To me, a hysterectomy is an operation to fix a problem. Yes, it inevitably causes other problems that need careful management, but it’s a decisive step and most women who have this kind of surgery claim it was life-changing. Unfortunately, however, many of my friends viewed my news as a catastrophic tragedy. You’d think I’d told them I only had weeks to live! People didn’t seem to believe me, but I really didn’t have any emotional attachment to my reproductive organs, so the pending surgery became known as the ‘major service.’ It was a necessary process that must be endured to get better. Simples…
Due to my business, family, children, health, and job at the time with Regenerus Laboratories, I was stretched and only had one month to prepare for surgery. I was determined to take time off to rest and recover, so operation hysterectomy was rolled into action. The freezer was filled with homemade ‘ready meals, I’d booked time off work, and my business was on lockdown until well into the new year. Autoresponders were set up, out of office activated, and my au pair had more checklists, charts, and schedules than you could have shaken a stick at.
Christmas was also planned to the last detail.
The presents were wrapped; lunch was ordered via M&S, and the decorations were in place. I’d also organised my smallest’s birthday presents, pizza night, cinema party and goody bags. So, I was rocking life as an uber organised working Surrey Mummy. I was so busy organising everyone and everything I didn’t have time to think about what was about to happen. So, it didn’t hit me until I was at the Guildford Nuffield in my surgical gown signing the consent forms, that I thought, “Holy f%@k, my insides are about to be carved!” I’m usually annoyingly curious about medical procedures; however, this time, I really didn’t want the gory details of how my surgeon, Mr Kent, was going to pull my ovaries, uterus, and cervix through three tiny laparoscopic incisions in my abdomen. It’s a bit like childbirth; how the devil does a melon-sized baby’s head fit through such a small hole? Of course, there are ways and means, but it’s best not to think too hard about it.
After watching a few episodes of Vikings (nothing like some sexy, bloodthirsty eye candy to get you in the mood for surgery) and trying my hardest not to crack under the infuriation of nil by mouth, I was eventually whisked down to theatre.
I thoroughly enjoyed the anaesthetic countdown drugs (I mean, who doesn’t?), and before I knew it, I was back in my room with a bum full of anti-inflammatories, whacked out on morphine and talking utter nonsense to the poor nurse caring for me. Oh, and don’t get me started on the random phone calls and selfies to friends…

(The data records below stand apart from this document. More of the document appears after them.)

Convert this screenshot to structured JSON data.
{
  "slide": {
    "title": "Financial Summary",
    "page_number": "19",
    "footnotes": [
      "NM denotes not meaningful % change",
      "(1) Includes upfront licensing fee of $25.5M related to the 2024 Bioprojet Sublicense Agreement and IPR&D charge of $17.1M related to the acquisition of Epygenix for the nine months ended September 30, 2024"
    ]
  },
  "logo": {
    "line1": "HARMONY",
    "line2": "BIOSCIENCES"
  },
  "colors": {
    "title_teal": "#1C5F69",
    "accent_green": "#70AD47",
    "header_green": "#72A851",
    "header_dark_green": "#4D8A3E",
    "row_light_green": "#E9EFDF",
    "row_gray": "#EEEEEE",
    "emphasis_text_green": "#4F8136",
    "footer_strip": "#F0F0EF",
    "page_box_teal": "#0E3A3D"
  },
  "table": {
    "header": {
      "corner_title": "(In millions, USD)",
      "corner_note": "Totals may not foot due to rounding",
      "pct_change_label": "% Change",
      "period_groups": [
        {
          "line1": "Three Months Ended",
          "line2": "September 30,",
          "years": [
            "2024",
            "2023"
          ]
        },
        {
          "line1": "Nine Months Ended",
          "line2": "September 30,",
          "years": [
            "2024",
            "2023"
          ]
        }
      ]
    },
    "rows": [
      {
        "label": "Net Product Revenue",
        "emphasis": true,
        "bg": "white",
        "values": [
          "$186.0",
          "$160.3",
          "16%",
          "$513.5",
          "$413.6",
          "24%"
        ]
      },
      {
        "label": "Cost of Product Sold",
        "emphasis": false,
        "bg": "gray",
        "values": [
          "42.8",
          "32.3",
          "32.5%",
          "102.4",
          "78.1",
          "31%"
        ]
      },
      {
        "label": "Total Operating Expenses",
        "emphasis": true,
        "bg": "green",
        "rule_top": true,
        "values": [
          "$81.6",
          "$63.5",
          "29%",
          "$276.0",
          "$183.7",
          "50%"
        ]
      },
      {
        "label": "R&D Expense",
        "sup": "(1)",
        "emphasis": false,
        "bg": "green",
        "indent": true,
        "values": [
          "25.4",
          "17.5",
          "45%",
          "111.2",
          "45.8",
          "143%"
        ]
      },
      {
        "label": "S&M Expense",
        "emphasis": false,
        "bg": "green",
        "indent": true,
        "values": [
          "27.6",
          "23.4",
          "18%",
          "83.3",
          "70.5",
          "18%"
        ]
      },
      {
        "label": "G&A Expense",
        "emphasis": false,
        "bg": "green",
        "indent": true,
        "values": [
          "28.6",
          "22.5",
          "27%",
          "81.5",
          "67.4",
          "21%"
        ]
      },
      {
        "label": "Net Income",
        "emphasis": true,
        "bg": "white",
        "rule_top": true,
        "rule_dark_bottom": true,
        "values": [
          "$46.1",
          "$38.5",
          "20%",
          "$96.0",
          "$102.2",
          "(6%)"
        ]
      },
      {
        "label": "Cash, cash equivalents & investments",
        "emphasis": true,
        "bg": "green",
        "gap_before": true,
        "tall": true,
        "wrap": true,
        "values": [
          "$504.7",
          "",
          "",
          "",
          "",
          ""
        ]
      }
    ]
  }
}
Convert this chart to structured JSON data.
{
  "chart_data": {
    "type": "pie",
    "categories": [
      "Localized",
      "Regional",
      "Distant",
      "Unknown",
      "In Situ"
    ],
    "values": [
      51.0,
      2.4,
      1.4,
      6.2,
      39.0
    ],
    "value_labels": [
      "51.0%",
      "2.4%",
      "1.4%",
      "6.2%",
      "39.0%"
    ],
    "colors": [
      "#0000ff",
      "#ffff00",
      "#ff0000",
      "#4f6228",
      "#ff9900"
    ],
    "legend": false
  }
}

We agreed never to talk about it again… Nobody, and I mean NOBODY, needed to see a close-up of my catheter!
I’d love to give you a dramatic and graphic tale of horrors and undignified violations; however, it all went perfectly well. I won’t lie, the catheter was bloody annoying, to say the least, and the hospital sheets were rough enough to chafe my elbows, but my pain was what I’d call ‘moderate’ and believe me, I know what acute and chronic pain feel like.
The worst part and I was warned about this, was the post-surgical bloating, trapped wind, and gas. My poor tummy resembled an inner tube with three puncture repairs. I had some issues with bleeding and oozing from the ‘incision’ in my belly button, and I was pretty bruised, but it was all very textbook; after two nights, I was sent home with a bag of painkillers, anti-emetics, antihistamines and laxatives.
Weirdly straight after surgery, my bowels were rocking and rolling, but normally codeine, tramadol and morphine can really slow down normal digestive function and make me sick as a dog, parrot, or another animal of your choice. I slept day and night for the next seven days, and I started to realise how much of a big deal the operation was.
Yes, I know… I know, it’s major surgery, so what on earth did I expect?
But during the preceding weeks, I really didn’t have time to process what was about to happen. During the days that followed, I knew I’d made the right decision. As soon as I woke from surgery because although I was tender and swollen, I no longer had that all too familiar relentless, central pain through the core of my body. What a revelation!
At that moment, I suddenly realised how unwell I’d been, and if I hadn’t followed the advice of my gynaecologist Miss Whitcroft and surgeon Mr Kent, things would have undoubtedly gone from bad to worse.
That was quite an upsetting realisation; however, I’m far too stubborn to accept my friends might have been onto something with their sympathy and compassion. Anyway, onwards, and upwards.
Hello Menopause, prepare for battle!